Stop emailing these subscribers ASAP! It makes you look like spam.

These are the subscribers you should stop emailing NOW.

One: They aren’t actual leads.

Two: Emailing them earns you “spam points” and causes inbox providers like Google to banish more of your sales-critical emails to spam purgatory.

TRANSCRIPT:

If someone’s on your list and they’re not opening your emails and it’s been a while, they’re just hurting your email deliverability even if it’s unintentional.

The last time that I went into my spam folder, I noticed that it was full of emails from one particular brand. Now, this is a brand that I used to buy from and whose emails I used to read, but at some point, I stopped, and I can’t remember having seen one of their emails in my actual inbox for at least I’m betting, a year or more. But they’ve still been sending me emails.

So what that tells me is that:

Google noticed that I was no longer engaging with those emails. So instead of me marking it as spam—which I don’t do; I unsubscribe if at all possible—Google decided, “Oh, this must be spam because Paige isn’t interacting with these emails,” and it was filtering their emails to my spam folder.

What this also tells me is that this company does not have a strong re-engagement strategy.

Because if they did, they would have flagged me as a lapsed subscriber already. They would have attempted to re-engage me, and if I had not reconfirmed or opened an email or clicked on something, or engaged with their emails in some way, they would have just automatically purged me from their list, right? Unsubscribed me automatically.

That’s what a re-engagement strategy would have looked like, and that means I would no longer be getting their emails.

So this happens a lot, and you really want to think about if this is happening to your emails. Because even though people are not deliberately marking you as spam, if they continually do not engage with your emails, then email providers like Google will notice that. And to improve the experience of those inboxes, they’ll send you to spam automatically.

And that’s a problem because, for one, that hurts your sender’s reputation.

So the more times you end up in spam, regardless of whether people report you as spam or not, then over time your sender reputation is diminished. This means you’re more likely to end up in spam for even new subscribers.

So that’s why you should care if you have subscribers who are not engaging with your emails.

Even if they’re not opening and you’re just sending emails thinking that, “Oh, maybe one day they’ll open and click and maybe buy something,” if they over time continually disengage, the more people that do that and the longer that goes on, the more it damages your deliverability in the long run to everyone.

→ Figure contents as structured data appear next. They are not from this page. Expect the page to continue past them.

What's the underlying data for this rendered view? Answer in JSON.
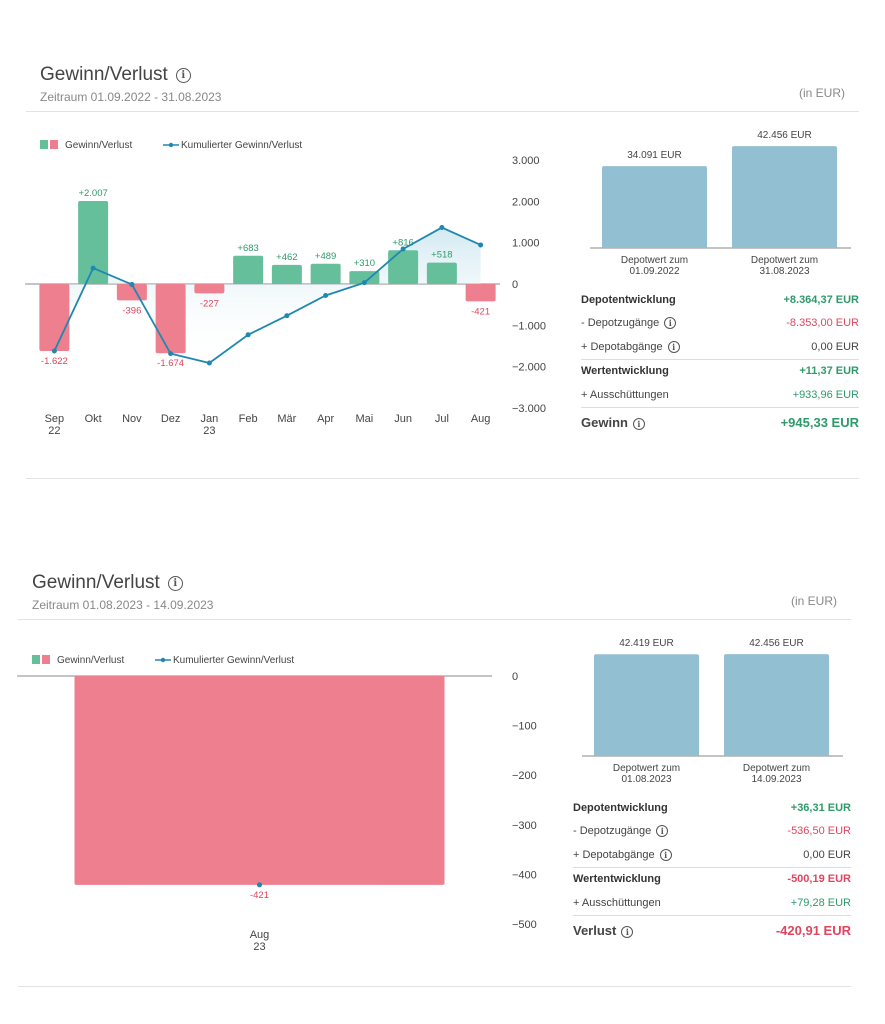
{
  "colors": {
    "positive": "#66bf9b",
    "negative": "#ee7f8f",
    "line": "#1f88b0",
    "depot": "#93bfd2",
    "pos_text": "#2e9a6a",
    "neg_text": "#e0455f"
  },
  "icons": [
    "info-icon"
  ],
  "panels": [
    {
      "title": "Gewinn/Verlust",
      "period": "Zeitraum 01.09.2022 - 31.08.2023",
      "unit": "(in EUR)",
      "legend": {
        "bars": "Gewinn/Verlust",
        "line": "Kumulierter Gewinn/Verlust"
      },
      "chart_data": {
        "type": "bar",
        "categories": [
          "Sep 22",
          "Okt",
          "Nov",
          "Dez",
          "Jan 23",
          "Feb",
          "Mär",
          "Apr",
          "Mai",
          "Jun",
          "Jul",
          "Aug"
        ],
        "category_lines": [
          [
            "Sep",
            "22"
          ],
          [
            "Okt"
          ],
          [
            "Nov"
          ],
          [
            "Dez"
          ],
          [
            "Jan",
            "23"
          ],
          [
            "Feb"
          ],
          [
            "Mär"
          ],
          [
            "Apr"
          ],
          [
            "Mai"
          ],
          [
            "Jun"
          ],
          [
            "Jul"
          ],
          [
            "Aug"
          ]
        ],
        "series": [
          {
            "name": "Gewinn/Verlust",
            "type": "bar",
            "values": [
              -1622,
              2007,
              -396,
              -1674,
              -227,
              683,
              462,
              489,
              310,
              816,
              518,
              -421
            ],
            "labels": [
              "-1.622",
              "+2.007",
              "-396",
              "-1.674",
              "-227",
              "+683",
              "+462",
              "+489",
              "+310",
              "+816",
              "+518",
              "-421"
            ]
          },
          {
            "name": "Kumulierter Gewinn/Verlust",
            "type": "line",
            "values": [
              -1622,
              385,
              -11,
              -1685,
              -1912,
              -1229,
              -767,
              -278,
              32,
              848,
              1366,
              945
            ]
          }
        ],
        "yticks": [
          3000,
          2000,
          1000,
          0,
          -1000,
          -2000,
          -3000
        ],
        "ytick_labels": [
          "3.000",
          "2.000",
          "1.000",
          "0",
          "−1.000",
          "−2.000",
          "−3.000"
        ],
        "ylim": [
          -3000,
          3000
        ]
      },
      "depot_chart": {
        "categories": [
          [
            "Depotwert zum",
            "01.09.2022"
          ],
          [
            "Depotwert zum",
            "31.08.2023"
          ]
        ],
        "values": [
          34091,
          42456
        ],
        "labels": [
          "34.091 EUR",
          "42.456 EUR"
        ]
      },
      "table": [
        {
          "label": "Depotentwicklung",
          "value": "+8.364,37 EUR",
          "tone": "pos",
          "bold": true
        },
        {
          "label": "- Depotzugänge",
          "value": "-8.353,00 EUR",
          "tone": "neg",
          "info": true
        },
        {
          "label": "+ Depotabgänge",
          "value": "0,00 EUR",
          "tone": "neu",
          "info": true
        },
        {
          "label": "Wertentwicklung",
          "value": "+11,37 EUR",
          "tone": "pos",
          "bold": true,
          "sep": true
        },
        {
          "label": "+ Ausschüttungen",
          "value": "+933,96 EUR",
          "tone": "pos"
        },
        {
          "label": "Gewinn",
          "value": "+945,33 EUR",
          "tone": "pos",
          "big": true,
          "sep": true,
          "info": true
        }
      ]
    },
    {
      "title": "Gewinn/Verlust",
      "period": "Zeitraum 01.08.2023 - 14.09.2023",
      "unit": "(in EUR)",
      "legend": {
        "bars": "Gewinn/Verlust",
        "line": "Kumulierter Gewinn/Verlust"
      },
      "chart_data": {
        "type": "bar",
        "categories": [
          "Aug 23"
        ],
        "category_lines": [
          [
            "Aug",
            "23"
          ]
        ],
        "series": [
          {
            "name": "Gewinn/Verlust",
            "type": "bar",
            "values": [
              -421
            ],
            "labels": [
              "-421"
            ]
          },
          {
            "name": "Kumulierter Gewinn/Verlust",
            "type": "line",
            "values": [
              -421
            ]
          }
        ],
        "yticks": [
          0,
          -100,
          -200,
          -300,
          -400,
          -500
        ],
        "ytick_labels": [
          "0",
          "−100",
          "−200",
          "−300",
          "−400",
          "−500"
        ],
        "ylim": [
          -500,
          0
        ]
      },
      "depot_chart": {
        "categories": [
          [
            "Depotwert zum",
            "01.08.2023"
          ],
          [
            "Depotwert zum",
            "14.09.2023"
          ]
        ],
        "values": [
          42419,
          42456
        ],
        "labels": [
          "42.419 EUR",
          "42.456 EUR"
        ]
      },
      "table": [
        {
          "label": "Depotentwicklung",
          "value": "+36,31 EUR",
          "tone": "pos",
          "bold": true
        },
        {
          "label": "- Depotzugänge",
          "value": "-536,50 EUR",
          "tone": "neg",
          "info": true
        },
        {
          "label": "+ Depotabgänge",
          "value": "0,00 EUR",
          "tone": "neu",
          "info": true
        },
        {
          "label": "Wertentwicklung",
          "value": "-500,19 EUR",
          "tone": "neg",
          "bold": true,
          "sep": true
        },
        {
          "label": "+ Ausschüttungen",
          "value": "+79,28 EUR",
          "tone": "pos"
        },
        {
          "label": "Verlust",
          "value": "-420,91 EUR",
          "tone": "neg",
          "big": true,
          "sep": true,
          "info": true
        }
      ]
    }
  ]
}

So this is your reminder that now’s a good time, if you’ve never done this or you haven’t done it in a while, to go through your list, segment out your lapse subscribers, and send a series of re-engagement emails to figure out who still wants to get your emails, who deliberately wants to unsubscribe—let them do that easily—and who’s not paying attention, right? So, who’s not even interacting with those emails? Then you can courtesy unsubscribe them and clean up your email list so that you’re not unintentionally hurting your email deliverability.

What’s better is that after you do this initial cleaning to figure out who is engaged and who’s not engaged, you can actually put an email automation in place that will do this on autopilot.

So it will recognize when a subscriber has gone a certain amount of time without opening or clicking or whatever that criteria that you set—like, what is that minimum criteria?

For me, I determine it as opens, right? That’s the minimum criteria. You need to at least open an email.

So for me, I’ve set that as 90 days. If someone hasn’t opened an email in 90 days, then the automation is triggered to re-engage them to figure out if they still want to be here.

The goals of that campaign are to either have them reconfirm that they still want to be here, have them unsubscribe themselves, or after a certain period of time has passed and they’ve received several reminders, if they don’t either deliberately unsubscribe or reconfirm, then I will unsubscribe them as a courtesy.

Because if someone’s on your list and they’re not opening your emails and it’s been a while, and they haven’t reconfirmed and they haven’t unsubscribed, they’re just hurting your email deliverability even if it’s unintentional.

So do yourself and your brand a favor and put some re-engagement campaigns together, first so you can clean up your email list now, and then two, so you can do it on autopilot moving forward.